Sexta-feira, 18 de Agosto de 2017
ISSN 1519-7670 - Ano 19 - nº954

PRIMEIRAS EDIçõES > CAROS AMIGOS

Saindo do armário

Por lgarcia em 30/12/2003 na edição 257

CAROS AMIGOS

Carlos Brickmann (*)

Não faz tanto tempo: a partir de 1945, com a derrota do nazi-fascismo na Segunda Guerra Mundial, o racismo ficou fora de moda (e fora da lei). Houve, nestes 58 anos, inúmeras vitórias: a mudança de regime na África do Sul, a batalha vitoriosa contra o racismo antinegro nos Estados Unidos, a guerra (que aos poucos vem sendo ganha) para eliminar a discriminação contra as mulheres. Falta muito, mas a trajetória é vitoriosa.

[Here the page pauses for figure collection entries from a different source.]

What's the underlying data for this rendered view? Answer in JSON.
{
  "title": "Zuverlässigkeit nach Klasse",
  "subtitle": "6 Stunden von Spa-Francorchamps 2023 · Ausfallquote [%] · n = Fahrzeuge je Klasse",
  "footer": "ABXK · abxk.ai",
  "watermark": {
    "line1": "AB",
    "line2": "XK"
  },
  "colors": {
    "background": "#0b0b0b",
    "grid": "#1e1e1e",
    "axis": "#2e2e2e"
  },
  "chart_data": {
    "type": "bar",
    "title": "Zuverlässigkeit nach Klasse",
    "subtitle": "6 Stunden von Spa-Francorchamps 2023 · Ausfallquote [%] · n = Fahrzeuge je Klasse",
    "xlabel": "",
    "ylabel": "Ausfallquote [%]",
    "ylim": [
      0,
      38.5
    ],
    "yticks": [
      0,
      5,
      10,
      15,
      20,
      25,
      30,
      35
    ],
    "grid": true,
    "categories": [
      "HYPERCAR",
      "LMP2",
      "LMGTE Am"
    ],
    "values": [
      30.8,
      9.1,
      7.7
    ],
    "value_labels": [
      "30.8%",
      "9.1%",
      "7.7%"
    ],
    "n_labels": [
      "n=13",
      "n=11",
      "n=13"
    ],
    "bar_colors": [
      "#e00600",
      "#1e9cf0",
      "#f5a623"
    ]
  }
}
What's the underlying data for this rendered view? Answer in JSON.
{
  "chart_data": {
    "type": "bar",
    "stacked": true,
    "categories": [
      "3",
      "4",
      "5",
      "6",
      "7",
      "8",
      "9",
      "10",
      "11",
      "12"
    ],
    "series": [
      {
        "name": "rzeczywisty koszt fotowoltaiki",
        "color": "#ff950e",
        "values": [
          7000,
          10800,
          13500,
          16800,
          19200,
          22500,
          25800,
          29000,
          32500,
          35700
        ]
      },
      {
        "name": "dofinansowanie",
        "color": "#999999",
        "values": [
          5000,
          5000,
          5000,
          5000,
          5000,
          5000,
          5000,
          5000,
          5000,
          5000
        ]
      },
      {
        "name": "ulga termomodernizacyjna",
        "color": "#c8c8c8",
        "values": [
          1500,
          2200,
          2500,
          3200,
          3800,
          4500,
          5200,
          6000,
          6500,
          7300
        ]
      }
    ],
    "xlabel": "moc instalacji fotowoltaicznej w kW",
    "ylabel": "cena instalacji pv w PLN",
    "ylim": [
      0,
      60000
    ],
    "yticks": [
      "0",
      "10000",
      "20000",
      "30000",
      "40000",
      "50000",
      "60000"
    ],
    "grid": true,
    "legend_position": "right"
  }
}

De repente, surge de novo o fantasma do anti-semitismo ? inicialmente disfarçado em anti-sionismo, com vestes de esquerda, mas sempre contra os judeus (que, entre todos os povos do mundo, seriam o único a não ter o direito de erguer seu Estado). Agora, a serpente saiu do ovo, os anti-semitas deixaram o armário: Mikos Teodorakis, excelente compositor (mas Wagner também o era, não é mesmo?), dizendo que os judeus estão na raiz dos males do mundo, o primeiro-ministro da Malásia repetindo os Protocolos dos sábios de Sion (obra de autoria da polícia secreta do Czar de Todas as Rússias), e uma revista no Brasil que se dedica à propaganda da judeufobia.

A revista, claro, é Caros Amigos ? que já publicou, entre outras pérolas, um artigo sobre a "bomba étnica", uma arma desenvolvida por cientistas israelenses que seria capaz de distinguir entre judeus e palestinos e matar apenas os palestinos. O disfarce é de esquerda; o conteúdo é nazista ? tão nazista quanto qualquer escrito do dr. Goebbels.

Na edição n? 134 da revista, a articulista Marilene Felinto, partindo de uma declaração do rabino Henry Sobel sobre o assassínio de Liana Friedebach e Felipe Caffé, colocou os judeus como estrangeiros e membros da classe dominante ? e, como tais, alvo lícito dos descendentes de portugueses, com nomes brasileiros, que seriam membros das classes oprimidas e teriam, por este fato, o direito de cometer crimes.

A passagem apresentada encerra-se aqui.